In May 2020, the Company elected to carryback its fiscal year 2019 net operating losses of $9.7 million to 2013, thus generating a refund of $3.5 million and an income tax benefit of $1.4 million. The tax benefit is the result of the federal income tax rate differential between the current statutory rate of 21% and the 35% rate applicable to 2013.

 

The Company plans to carryback its fiscal year 2020 net operating losses of $3.0 million to 2014, thus generating an anticipated refund of $1.0 million and an income tax benefit of $0.4 million. The tax benefit is the result of the federal income tax rate differential between the current statutory rate of 21% and the 35% rate applicable to 2014.

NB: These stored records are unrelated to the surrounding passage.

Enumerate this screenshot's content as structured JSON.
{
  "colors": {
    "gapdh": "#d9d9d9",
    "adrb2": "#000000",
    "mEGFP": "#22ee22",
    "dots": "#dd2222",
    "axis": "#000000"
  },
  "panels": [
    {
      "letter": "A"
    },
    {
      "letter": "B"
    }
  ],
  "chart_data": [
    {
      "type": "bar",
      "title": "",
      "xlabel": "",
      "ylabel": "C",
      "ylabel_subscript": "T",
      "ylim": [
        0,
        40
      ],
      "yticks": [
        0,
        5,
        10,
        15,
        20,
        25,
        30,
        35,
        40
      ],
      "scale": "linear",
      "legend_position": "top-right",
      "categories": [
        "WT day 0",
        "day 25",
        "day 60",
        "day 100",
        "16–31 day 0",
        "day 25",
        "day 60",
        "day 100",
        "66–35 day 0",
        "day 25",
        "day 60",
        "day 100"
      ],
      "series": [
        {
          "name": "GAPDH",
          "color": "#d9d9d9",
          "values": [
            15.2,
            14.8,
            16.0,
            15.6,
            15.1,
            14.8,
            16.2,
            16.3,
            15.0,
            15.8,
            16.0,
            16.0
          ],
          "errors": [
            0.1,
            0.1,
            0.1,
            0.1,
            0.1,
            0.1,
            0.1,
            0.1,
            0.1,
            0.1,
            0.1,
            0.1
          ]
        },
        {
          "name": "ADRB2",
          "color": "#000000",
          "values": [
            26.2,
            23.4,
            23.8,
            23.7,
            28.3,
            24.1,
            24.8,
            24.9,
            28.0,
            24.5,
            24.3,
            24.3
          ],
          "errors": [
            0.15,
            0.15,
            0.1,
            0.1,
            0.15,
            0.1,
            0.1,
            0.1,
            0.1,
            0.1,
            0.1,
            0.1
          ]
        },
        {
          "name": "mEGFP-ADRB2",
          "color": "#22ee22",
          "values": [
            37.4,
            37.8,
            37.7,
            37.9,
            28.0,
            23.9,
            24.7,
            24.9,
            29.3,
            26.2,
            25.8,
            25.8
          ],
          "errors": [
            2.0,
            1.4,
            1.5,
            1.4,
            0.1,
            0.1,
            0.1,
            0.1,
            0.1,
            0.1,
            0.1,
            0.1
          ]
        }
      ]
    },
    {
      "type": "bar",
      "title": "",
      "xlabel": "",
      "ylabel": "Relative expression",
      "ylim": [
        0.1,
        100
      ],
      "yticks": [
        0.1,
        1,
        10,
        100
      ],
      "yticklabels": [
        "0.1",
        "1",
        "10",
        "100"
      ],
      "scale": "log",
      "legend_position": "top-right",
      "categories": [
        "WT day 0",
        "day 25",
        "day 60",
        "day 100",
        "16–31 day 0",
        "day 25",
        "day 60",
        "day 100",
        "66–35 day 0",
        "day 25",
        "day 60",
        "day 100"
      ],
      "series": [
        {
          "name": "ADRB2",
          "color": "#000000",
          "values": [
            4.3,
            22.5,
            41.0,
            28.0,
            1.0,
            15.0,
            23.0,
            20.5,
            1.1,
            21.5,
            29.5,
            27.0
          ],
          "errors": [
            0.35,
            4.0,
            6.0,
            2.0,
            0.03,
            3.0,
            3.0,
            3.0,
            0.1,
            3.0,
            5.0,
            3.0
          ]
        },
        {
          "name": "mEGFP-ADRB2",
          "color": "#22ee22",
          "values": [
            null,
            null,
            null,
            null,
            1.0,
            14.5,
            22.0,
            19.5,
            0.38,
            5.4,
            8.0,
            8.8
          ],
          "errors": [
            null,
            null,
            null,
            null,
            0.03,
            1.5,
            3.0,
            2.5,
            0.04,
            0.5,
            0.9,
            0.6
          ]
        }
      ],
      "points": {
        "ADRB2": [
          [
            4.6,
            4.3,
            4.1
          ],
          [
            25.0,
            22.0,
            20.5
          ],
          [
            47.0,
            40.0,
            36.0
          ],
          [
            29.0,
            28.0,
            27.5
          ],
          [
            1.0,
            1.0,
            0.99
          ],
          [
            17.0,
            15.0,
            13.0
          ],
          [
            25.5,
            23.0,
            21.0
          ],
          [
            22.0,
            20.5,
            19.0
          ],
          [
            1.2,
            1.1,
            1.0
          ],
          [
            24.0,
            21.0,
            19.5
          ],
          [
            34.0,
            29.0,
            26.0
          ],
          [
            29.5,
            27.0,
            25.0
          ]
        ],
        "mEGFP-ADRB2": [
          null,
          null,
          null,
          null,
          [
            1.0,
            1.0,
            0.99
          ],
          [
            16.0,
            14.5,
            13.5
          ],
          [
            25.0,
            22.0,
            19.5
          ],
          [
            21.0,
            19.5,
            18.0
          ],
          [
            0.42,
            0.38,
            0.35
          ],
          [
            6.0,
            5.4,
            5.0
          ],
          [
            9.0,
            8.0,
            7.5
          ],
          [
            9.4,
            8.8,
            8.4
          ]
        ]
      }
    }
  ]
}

Management assesses the available positive and negative evidence to estimate whether sufficient future taxable income will be generated to permit use of the existing deferred tax assets.  A significant piece of objective positive evidence evaluated was the cumulative pre-tax income over the three-year period ended March 31, 2020, cumulative pre-tax income for the next three years, and substantial federal NOL rate differentials, previously noted. As of March 31, 2020, a valuation allowance was not required.  The amount of the deferred tax asset considered realizable, however, could be adjusted if estimates of future taxable income are reduced.   

 

The Company considers the earnings of the Company’s U.S. subsidiaries to be indefinitely invested outside Canada on the basis of estimates that future domestic cash generation will be sufficient to meet future domestic cash needs and the Company’s specific plans for reinvestment of those subsidiary earnings.  The Company has not recorded a deferred tax liability related to the Canadian income taxes and U.S. withholding taxes on approximately $144.2 million of undistributed earnings of the U.S. subsidiaries indefinitely invested outside Canada.  If the Company decided to repatriate the U.S. earnings, it would need to adjust its income tax provision in the period the Company determined that the earnings will no longer be indefinitely invested outside of Canada.